A science instrument onboard NASA’s Lunar Reconnaissance Orbiter (LRO) detected plumes of gas rising from the December 17 impact on the Moon of the space agency’s twin GRAIL spacecraft.
Viewing the impact sites, LRO’s Lyman Alpha Mapping Project (LAMP) aboard LRO detected the presence of mercury and hydrogen. The device and measured their time evolution as the gas rapidly expanded into the vacuum of space at near-escape velocities.
Following GRAIL’s successful prime and extended science missions, both spacecraft were maneuvered to hit a mountain near the lunar north pole last year, which was shrouded in shadow at the time.
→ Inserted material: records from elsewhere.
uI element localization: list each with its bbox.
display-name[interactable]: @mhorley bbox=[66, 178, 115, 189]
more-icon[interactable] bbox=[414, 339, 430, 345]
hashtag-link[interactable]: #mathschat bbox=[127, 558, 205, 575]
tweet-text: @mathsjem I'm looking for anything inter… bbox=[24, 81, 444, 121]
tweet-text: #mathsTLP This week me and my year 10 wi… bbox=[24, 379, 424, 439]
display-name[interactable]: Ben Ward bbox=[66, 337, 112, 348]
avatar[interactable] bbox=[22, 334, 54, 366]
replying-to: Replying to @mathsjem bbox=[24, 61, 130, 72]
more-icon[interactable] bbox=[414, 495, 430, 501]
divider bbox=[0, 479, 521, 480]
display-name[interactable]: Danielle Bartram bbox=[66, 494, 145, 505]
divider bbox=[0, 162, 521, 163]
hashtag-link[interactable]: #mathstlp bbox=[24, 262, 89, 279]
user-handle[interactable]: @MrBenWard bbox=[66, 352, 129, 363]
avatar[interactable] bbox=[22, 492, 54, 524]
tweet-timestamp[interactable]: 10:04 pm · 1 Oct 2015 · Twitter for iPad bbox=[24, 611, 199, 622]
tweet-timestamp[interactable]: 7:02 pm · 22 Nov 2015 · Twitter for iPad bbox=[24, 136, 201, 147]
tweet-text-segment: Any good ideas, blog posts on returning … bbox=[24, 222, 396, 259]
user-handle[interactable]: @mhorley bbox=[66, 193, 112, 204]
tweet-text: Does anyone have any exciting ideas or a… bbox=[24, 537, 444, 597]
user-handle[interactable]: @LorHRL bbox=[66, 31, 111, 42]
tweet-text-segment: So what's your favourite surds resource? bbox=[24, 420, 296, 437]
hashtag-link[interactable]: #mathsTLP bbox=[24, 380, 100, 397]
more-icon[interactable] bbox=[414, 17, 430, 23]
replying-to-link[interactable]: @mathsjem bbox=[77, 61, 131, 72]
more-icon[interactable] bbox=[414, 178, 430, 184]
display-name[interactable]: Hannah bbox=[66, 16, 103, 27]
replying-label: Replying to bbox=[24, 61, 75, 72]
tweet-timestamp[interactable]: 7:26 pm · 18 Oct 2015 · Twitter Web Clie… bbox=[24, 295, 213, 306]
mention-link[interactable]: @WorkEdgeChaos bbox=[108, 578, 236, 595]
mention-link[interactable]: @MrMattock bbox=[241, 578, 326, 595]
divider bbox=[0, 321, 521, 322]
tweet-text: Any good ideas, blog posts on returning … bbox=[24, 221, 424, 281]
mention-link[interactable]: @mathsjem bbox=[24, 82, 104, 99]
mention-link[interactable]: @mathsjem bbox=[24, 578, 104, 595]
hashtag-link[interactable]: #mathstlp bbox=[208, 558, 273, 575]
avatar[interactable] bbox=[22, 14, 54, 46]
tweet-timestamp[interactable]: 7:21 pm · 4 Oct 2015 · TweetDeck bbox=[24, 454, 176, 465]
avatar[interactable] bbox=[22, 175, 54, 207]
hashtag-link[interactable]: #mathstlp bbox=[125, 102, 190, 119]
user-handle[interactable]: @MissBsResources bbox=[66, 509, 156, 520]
The two satellites, named Ebb and Flow, used radio signals to precisely measure their separation as they flew in formation, one following the other in the same nearly circular polar orbit. These measurements allowed mission scientists to build up an accurate and detailed gravity map of the Moon.
Cold polar regions
LRO’s LAMP — developed by Southwest Research Institute (SwRI) — uses a novel method to peer into the darkness of the Moon’s permanently shadowed regions, making it ideal for observations of the Moon’s night-side and its tenuous atmospheric constituents.
“While our results are still very new, our thinking is that the hydrogen detected from the GRAIL site might be related to an enhancement at the poles caused by hydrogen species migrating toward the colder polar regions,” said Kurt Retherford, LAMP principal investigator and a principal scientist at SwRI in a press statement.
According to Thomas Greathouse, a LAMP team member and SwRI senior research scientist: “We have begun to understand that the amount of water ice near the polar regions is higher than was previously thought, but we don’t fully understand how it gets there.”
Water on the Moon is an invaluable resource, one that can be used to make rocket fuel and supply future lunar outposts with oxygen and water.